Le complexe culturel Laadi-Flici (Théâtre de verdure), a abrité, la quatrième édition des « Andaloussiette El Djazair ». Elle est placée sous le thème « Nouba Fi El Boustane » (une nouba au verger). Cette manifestation qui a débuté jeudi dernier et ce jusqu’au 28 juin, est organisée par l’Etablissement Arts et Culture. Elle comporte dans son ensemble un riche programme musical. Ce dernier réunira une pléiade d’associations de musique andalouse de différents endroits du pays (Alger, Boufarik, Koléa, Blida, Cherchell… ) qui offriront chaque soir, aux mordus de ce genre musical, « des moments d’évasion vers un monde dépourvu de haine ou de conflits où la beauté de la nature est appréciée et la passion du bien-aimé est fortement déclarée ».
Cette manifestation culturelle se veut, aussi, une opportunité pour « créer une tradition de rencontre annuelle des troupes qui perpétuent l’art musical andalou, encourager la confrontation musicale entre troupes naissantes et les autres associations et consacrer un espace au patrimoine musical », précisant les organisateurs.
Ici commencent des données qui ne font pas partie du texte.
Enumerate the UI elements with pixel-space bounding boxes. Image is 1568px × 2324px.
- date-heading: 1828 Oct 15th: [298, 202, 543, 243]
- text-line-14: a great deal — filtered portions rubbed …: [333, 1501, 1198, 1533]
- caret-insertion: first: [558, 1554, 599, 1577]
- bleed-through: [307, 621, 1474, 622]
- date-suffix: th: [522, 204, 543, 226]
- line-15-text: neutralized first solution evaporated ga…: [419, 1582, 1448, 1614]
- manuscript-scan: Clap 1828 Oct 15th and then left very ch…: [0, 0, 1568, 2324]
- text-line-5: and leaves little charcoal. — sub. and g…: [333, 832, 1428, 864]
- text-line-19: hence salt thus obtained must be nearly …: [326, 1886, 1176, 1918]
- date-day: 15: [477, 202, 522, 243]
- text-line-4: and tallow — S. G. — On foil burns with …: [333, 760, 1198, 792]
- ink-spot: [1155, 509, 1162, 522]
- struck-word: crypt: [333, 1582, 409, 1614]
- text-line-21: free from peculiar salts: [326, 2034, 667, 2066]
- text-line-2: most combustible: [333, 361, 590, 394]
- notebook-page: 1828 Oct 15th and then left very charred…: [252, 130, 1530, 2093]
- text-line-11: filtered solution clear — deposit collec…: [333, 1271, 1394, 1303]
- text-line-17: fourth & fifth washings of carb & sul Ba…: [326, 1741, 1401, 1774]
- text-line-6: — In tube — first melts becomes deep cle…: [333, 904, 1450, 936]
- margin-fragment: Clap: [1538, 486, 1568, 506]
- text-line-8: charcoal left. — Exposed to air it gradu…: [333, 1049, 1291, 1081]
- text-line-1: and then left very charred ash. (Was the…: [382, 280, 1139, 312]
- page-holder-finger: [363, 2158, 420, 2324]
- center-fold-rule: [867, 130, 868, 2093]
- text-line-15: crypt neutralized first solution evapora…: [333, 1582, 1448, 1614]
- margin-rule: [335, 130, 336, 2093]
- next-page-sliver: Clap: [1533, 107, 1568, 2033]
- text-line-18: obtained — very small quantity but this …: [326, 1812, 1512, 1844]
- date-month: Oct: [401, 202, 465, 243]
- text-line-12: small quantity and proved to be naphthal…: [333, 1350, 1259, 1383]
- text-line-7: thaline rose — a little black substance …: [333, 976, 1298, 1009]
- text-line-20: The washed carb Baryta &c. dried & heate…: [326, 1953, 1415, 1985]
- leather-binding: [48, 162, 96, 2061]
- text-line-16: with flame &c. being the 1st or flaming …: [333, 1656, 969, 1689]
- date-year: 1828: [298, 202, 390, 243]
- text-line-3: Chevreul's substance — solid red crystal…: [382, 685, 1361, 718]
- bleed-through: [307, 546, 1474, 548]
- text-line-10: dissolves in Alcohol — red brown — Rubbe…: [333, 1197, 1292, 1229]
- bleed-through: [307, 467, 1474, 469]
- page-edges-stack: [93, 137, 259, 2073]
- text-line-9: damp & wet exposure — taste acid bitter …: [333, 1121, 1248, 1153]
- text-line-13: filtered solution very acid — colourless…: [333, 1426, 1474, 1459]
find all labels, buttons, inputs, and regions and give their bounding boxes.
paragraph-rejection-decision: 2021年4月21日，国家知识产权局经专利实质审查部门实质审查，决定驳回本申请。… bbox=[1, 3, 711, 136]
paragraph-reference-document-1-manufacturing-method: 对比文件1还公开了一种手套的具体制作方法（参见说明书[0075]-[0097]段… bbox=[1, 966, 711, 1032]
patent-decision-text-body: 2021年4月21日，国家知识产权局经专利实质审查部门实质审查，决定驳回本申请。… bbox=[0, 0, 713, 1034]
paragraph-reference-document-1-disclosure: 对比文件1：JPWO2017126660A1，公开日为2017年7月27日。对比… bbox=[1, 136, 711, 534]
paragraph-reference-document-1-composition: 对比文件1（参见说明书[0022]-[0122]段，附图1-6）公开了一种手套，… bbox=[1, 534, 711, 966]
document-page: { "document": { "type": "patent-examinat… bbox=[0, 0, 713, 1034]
Pour commémorer les traditions et revive l’andalou de jadis, la première soirée a été animée par l’association El-Inchirah d’Alger sous la direction de l’artiste Smaïl Henni avec sa cithare entouré de ses élèves, dans l’habit était purement traditionnel, donnant une image magique rehaussée par les vibrations de leurs voix mélodieuses et envoûtantes qui ont réussi à emporter l’assistance vers les anciens palais de l’époque arabo-andalouse avec leurs paons et chants d’oiseaux.
L’association El-Inchirah a gratifié le public présent d’une nouba dans le mode Raml el-Maya en l’entamant par une touchia jouée à l’unisson avant qu’un M’ceder Ya Kalbi Moutaâdeb suivi d’un betayhi Selli Houmoumek, interprété par Fazilet avec sa voix fragile et délicate ne viennent créer un climat de nostalgie et de souvenirs mélancoliques lointains. Le programme s’est poursuivi par l’exécution de plusieurs Q’cide (poésie populaire) tel que El-Kaoui de Cheikh Bouaza ainsi qu’une série de morceaux tirés du répertoire maâlouf, enchaîné par du med’h, dont les paroles faisaient des louanges au prophète Mohamed.
Par ailleurs, le public aura rendez-vous avec les prochaines soirées d’Andaloussiette El-Djazair », et qui verront la participation de l’orchestre du conservatoire d’Alger, El-Ghernatia (Koléa), Errachidia (Cherchell), El-Djenadia (Boufarik), El-Anadil (Alger), Nadjma (Blida), El-Widadia (Blida), El-Djazira (Alger) et Essendoussia (Alger).